Samsung likes us (and its shareholders) knowing that its new mobile phone is the best mobile phone AI-Ed ever in history, and Folding 6 I test is a new tool called "Skice to Image". Draw a rough sketch on the image or Tom notebook that uses the AI generation to convert it into images. When Samsung announced it for disobedience, I put on it, just another ai -ting -bet that's really good. Great, it worries me a little.
The use of a sketch note is very harmless: you draw some content, highlight the display, and then select "3D cartoon" and "illustration" from a few styles to get graffiti for more detailed things. Your image will be sent to the cloud and after a few minutes you will see some options. The results are often cute and fun based on my two year old's requests. Sometimes you will see a teddy bear with too many arms, but nothing serious.
Using sketches to represent images is where things get weird. I'm the world's worst artist and this tool transformed my very simple sketches into photorealistic images. AI-generated elements are convincingly incorporated into photos—scaled and matched to their surroundings in such a way that they're hard to spot as fakes. That's how I got to the bee problem. I took a photo of a dock just south of downtown Seattle with some flowers in the foreground. Since they are close to the camera and my focus was far away, they are a bit blurry. I drew the world's worst sketch of a bee on one of these flowers, thinking that the AI would insert a picture of the focal bee and easily pass it off as a fake. Wrong!

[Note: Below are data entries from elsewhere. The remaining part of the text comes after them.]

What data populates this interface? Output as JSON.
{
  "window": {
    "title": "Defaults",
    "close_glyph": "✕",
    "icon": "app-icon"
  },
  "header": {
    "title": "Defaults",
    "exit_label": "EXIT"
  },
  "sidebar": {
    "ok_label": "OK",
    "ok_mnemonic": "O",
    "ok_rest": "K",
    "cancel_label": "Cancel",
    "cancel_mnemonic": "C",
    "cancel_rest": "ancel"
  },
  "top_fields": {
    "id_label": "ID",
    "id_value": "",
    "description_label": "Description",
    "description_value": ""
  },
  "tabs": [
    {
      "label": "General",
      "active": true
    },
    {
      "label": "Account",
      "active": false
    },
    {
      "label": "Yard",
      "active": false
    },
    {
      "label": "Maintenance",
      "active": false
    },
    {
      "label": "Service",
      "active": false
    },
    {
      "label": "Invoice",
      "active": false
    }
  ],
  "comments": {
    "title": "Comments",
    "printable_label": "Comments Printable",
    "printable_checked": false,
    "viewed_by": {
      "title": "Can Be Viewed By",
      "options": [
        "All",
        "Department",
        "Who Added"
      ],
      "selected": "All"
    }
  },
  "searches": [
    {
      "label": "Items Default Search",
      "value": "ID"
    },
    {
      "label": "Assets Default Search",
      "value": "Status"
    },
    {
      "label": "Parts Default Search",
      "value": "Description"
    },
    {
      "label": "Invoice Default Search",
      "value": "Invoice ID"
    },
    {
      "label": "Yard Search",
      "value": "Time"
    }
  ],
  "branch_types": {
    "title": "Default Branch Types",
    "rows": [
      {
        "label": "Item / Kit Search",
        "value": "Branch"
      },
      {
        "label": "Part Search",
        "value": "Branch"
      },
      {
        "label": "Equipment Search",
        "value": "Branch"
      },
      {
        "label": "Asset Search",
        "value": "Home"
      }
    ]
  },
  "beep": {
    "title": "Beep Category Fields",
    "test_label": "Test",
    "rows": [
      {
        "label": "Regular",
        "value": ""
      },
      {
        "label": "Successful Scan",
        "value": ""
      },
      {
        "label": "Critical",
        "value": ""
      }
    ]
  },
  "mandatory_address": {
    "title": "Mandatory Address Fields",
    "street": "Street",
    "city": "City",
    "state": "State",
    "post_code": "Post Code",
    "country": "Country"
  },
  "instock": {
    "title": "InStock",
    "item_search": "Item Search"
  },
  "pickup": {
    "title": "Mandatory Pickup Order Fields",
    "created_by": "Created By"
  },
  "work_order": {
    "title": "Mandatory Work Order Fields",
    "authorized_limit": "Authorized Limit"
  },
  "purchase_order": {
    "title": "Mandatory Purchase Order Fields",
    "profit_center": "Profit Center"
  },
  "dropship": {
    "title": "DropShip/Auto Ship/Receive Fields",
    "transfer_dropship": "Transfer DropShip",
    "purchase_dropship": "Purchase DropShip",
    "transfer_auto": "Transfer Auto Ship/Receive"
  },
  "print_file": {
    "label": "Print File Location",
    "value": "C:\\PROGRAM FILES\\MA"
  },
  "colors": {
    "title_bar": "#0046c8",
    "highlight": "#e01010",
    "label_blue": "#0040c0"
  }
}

Ai Bite is blurry, just like the flowers they landed. If I do not know the origin of this bee, if I roll the photo on Instagram, I don't think twice. In my opinion, the photographer took the picture at the right moment, or was waiting nearby for a bee to fly into the picture - these things require skill and patience. But in reality it is not. In fact, I'm not even sure I'd see the "AI Generated Content" watermark in the corner of the image.
I haven't messed around much with sketch-to-image this past week, and the results aren't always "fuzzy" good. They often feature AI-generated art features, such as text written in a strange-looking language or strange textures that don't look right. At first glance, it looks convincing, but if you look at it for more than a second, you'll notice something is wrong. Sometimes the content itself is emitted -I think no one thinks that I see a large pirate ship anchoring in the Gulf of Eliova or I see a huge orange cat at the crossroads of Siba. Even if the picture is so strange, no one will make a mistake to be real and they look very realistic.